Another major abiotic stress of legume crops is Fusarium wilt. The current situation in understanding of molecular defence responses of chickpea during Fusarium interplay are dealt within the next article (Gupta et al. 2013). This review presents the expandability and applicability of the defence responsive experimental findings from the model plant Arabidopsis thaliana to other crop species highlighting the important food legume, chickpea. Dynamic complexities of chickpea-Foc1 interplay and sustainable solutions in wilt management programs have been briefly discussed in this review.

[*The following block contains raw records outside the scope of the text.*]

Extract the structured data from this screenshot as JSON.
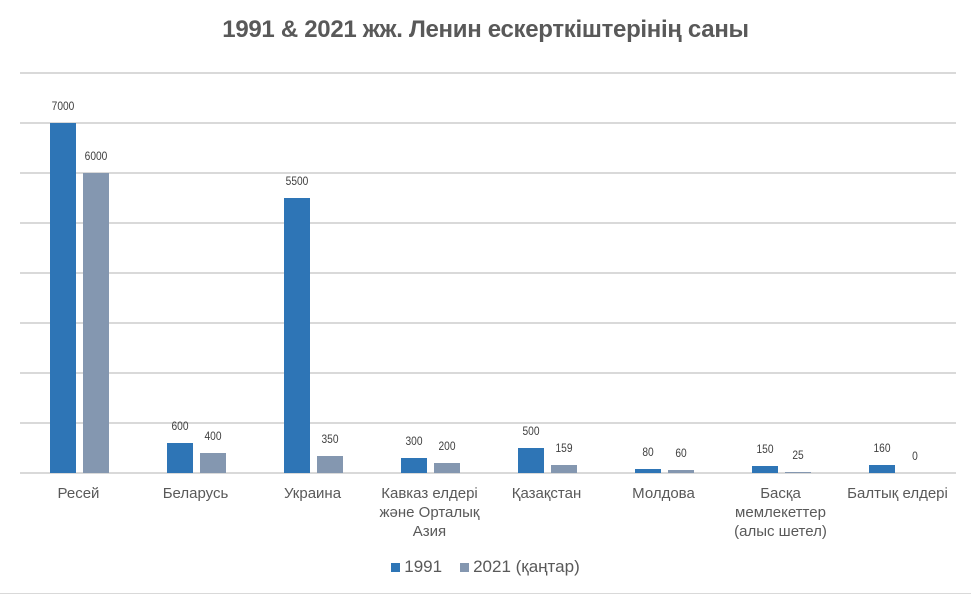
{
  "chart_data": {
    "type": "bar",
    "title": "1991 & 2021 жж. Ленин ескерткіштерінің саны",
    "xlabel": "",
    "ylabel": "",
    "ylim": [
      0,
      8000
    ],
    "grid": true,
    "y_tick_step": 1000,
    "y_axis_labels_visible": false,
    "legend_position": "bottom",
    "categories": [
      "Ресей",
      "Беларусь",
      "Украина",
      "Кавказ елдері және Орталық Азия",
      "Қазақстан",
      "Молдова",
      "Басқа мемлекеттер (алыс шетел)",
      "Балтық елдері"
    ],
    "series": [
      {
        "name": "1991",
        "color": "#2E75B6",
        "values": [
          7000,
          600,
          5500,
          300,
          500,
          80,
          150,
          160
        ]
      },
      {
        "name": "2021 (қаңтар)",
        "color": "#8497B0",
        "values": [
          6000,
          400,
          350,
          200,
          159,
          60,
          25,
          0
        ]
      }
    ]
  },
  "labels": {
    "categories_display": [
      [
        "Ресей"
      ],
      [
        "Беларусь"
      ],
      [
        "Украина"
      ],
      [
        "Кавказ елдері",
        "және Орталық",
        "Азия"
      ],
      [
        "Қазақстан"
      ],
      [
        "Молдова"
      ],
      [
        "Басқа",
        "мемлекеттер",
        "(алыс шетел)"
      ],
      [
        "Балтық елдері"
      ]
    ]
  }
}
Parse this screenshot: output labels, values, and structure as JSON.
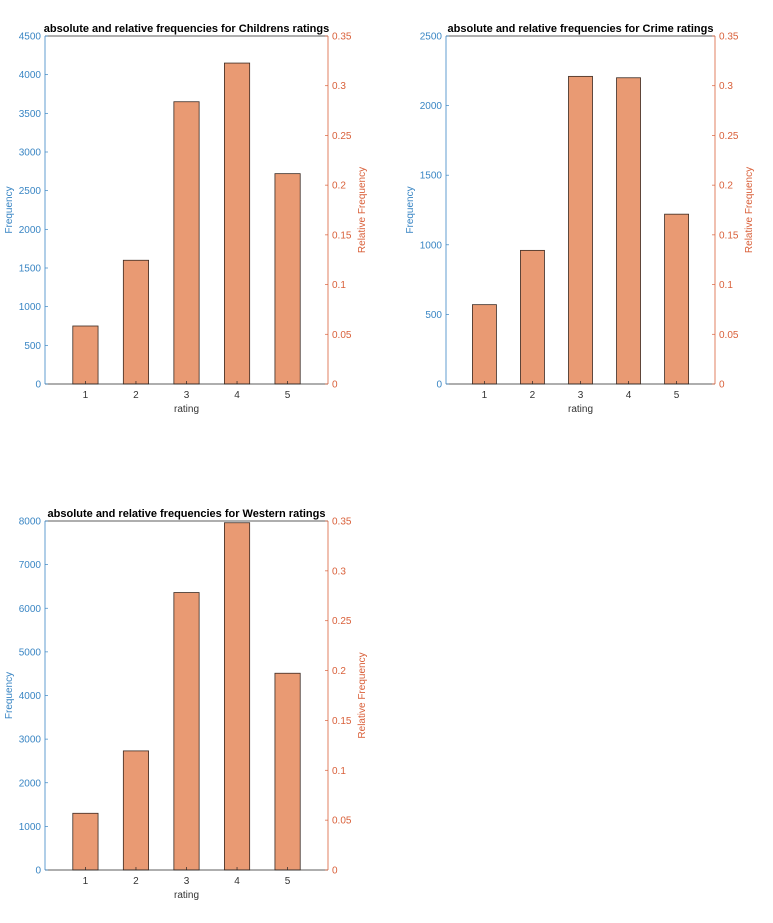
{
  "colors": {
    "left_axis": "#3a86c4",
    "right_axis": "#d9603a",
    "bar_fill": "#e99a73",
    "bar_edge": "#3b2a22",
    "frame": "#262626"
  },
  "chart_data": [
    {
      "type": "bar",
      "title": "absolute and relative frequencies for Childrens ratings",
      "xlabel": "rating",
      "ylabel": "Frequency",
      "y2label": "Relative Frequency",
      "categories": [
        "1",
        "2",
        "3",
        "4",
        "5"
      ],
      "values": [
        750,
        1600,
        3650,
        4150,
        2720
      ],
      "ylim": [
        0,
        4500
      ],
      "yticks": [
        "0",
        "500",
        "1000",
        "1500",
        "2000",
        "2500",
        "3000",
        "3500",
        "4000",
        "4500"
      ],
      "y2lim": [
        0,
        0.35
      ],
      "y2ticks": [
        "0",
        "0.05",
        "0.1",
        "0.15",
        "0.2",
        "0.25",
        "0.3",
        "0.35"
      ]
    },
    {
      "type": "bar",
      "title": "absolute and relative frequencies for Crime ratings",
      "xlabel": "rating",
      "ylabel": "Frequency",
      "y2label": "Relative Frequency",
      "categories": [
        "1",
        "2",
        "3",
        "4",
        "5"
      ],
      "values": [
        570,
        960,
        2210,
        2200,
        1220
      ],
      "ylim": [
        0,
        2500
      ],
      "yticks": [
        "0",
        "500",
        "1000",
        "1500",
        "2000",
        "2500"
      ],
      "y2lim": [
        0,
        0.35
      ],
      "y2ticks": [
        "0",
        "0.05",
        "0.1",
        "0.15",
        "0.2",
        "0.25",
        "0.3",
        "0.35"
      ]
    },
    {
      "type": "bar",
      "title": "absolute and relative frequencies for Western ratings",
      "xlabel": "rating",
      "ylabel": "Frequency",
      "y2label": "Relative Frequency",
      "categories": [
        "1",
        "2",
        "3",
        "4",
        "5"
      ],
      "values": [
        1300,
        2730,
        6360,
        7960,
        4510
      ],
      "ylim": [
        0,
        8000
      ],
      "yticks": [
        "0",
        "1000",
        "2000",
        "3000",
        "4000",
        "5000",
        "6000",
        "7000",
        "8000"
      ],
      "y2lim": [
        0,
        0.35
      ],
      "y2ticks": [
        "0",
        "0.05",
        "0.1",
        "0.15",
        "0.2",
        "0.25",
        "0.3",
        "0.35"
      ]
    }
  ]
}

The research article by Morgante et al. (2013) focuses on the identification of candidate genes involved in peanut resistance to root-knot nematodes. Quantitative real time PCR (qRT–PCR) approach has been used in this study to look into the transcription expression profiles of selected candidate Arachis species genes. Significant differential expression of sixteen genes (observed in infected compared with non-infected roots) was reported in this article, providing information on candidate resistance genes involved in wild peanut resistance to Meloidogyne for use in peanut breeding program.

A review on water stress tolerance research emphasises water as the most important molecular component of research rather than ‘silver bullet’ single genes. The probability of success of specific traits or trait combinations across water stress scenarios is discussed in this review (Vadez et al. 2013). Comprehensive approaches to revitalise the development of breeding materials that are adapted to water stress considering realistic water limitations and their link to yield when designing biotechnological experiments are discussed in the review. The genetic aspects of traits related in part to increased, better or more conservative uses of soil water are emphasised.

Evaluation of peanut genotypes for identification of drought responsive mechanisms identified potential molecular mechanisms utilising a candidate-gene approach in five peanut genotypes with contrasting drought responses (Dang et al. 2013). Two research articles addresses heat stress and drought stress in chickpea. Kaushal et al. (2013) screened a large core-collection of chickpea against heat stress and identified two heat-tolerant (ICC15614, ICCV. 92944) and two heat-sensitive (ICC10685, ICC5912) genotypes. These observations were confirmed by repeating the phenotypic observations in two season sowings. Important observations related to stomatal conductance, leaf water content, chlorophyll, membrane integrity and photochemical efficiency, pollen function impaired fertilisation and poor pod set were studied with respect to heat tolerant and heat-sensitive genotypes in this article. This study eventually resulted in identification heat tolerant and heat sensitive chickpea genotypes. Krishnamurthy et al. (2013) studied carbon isotope discrimination (Δ¹³C) an important component of yield under drought conditions in chickpea reference collection. Observations on reduced shoot biomass by 36 to 39% and grain yield by 23% was reported in this article stating the importance of the component in drought stress. Furthermore association of carbon isotope discrimination with pod numbers and seed size under drought stress was confirmed in this study providing a significant finding to control drought stress in chickpea.

This issue provides a consideration of a range of topics, including available resources for legumes, their utilisations to discover novel genes, approaches to identify genes candidates, and understanding of the resistance mechanisms for different stresses. As such legume biology is worthy for further investigation to identify genes for traits of interest using ideal approaches for use in legume crop improvement.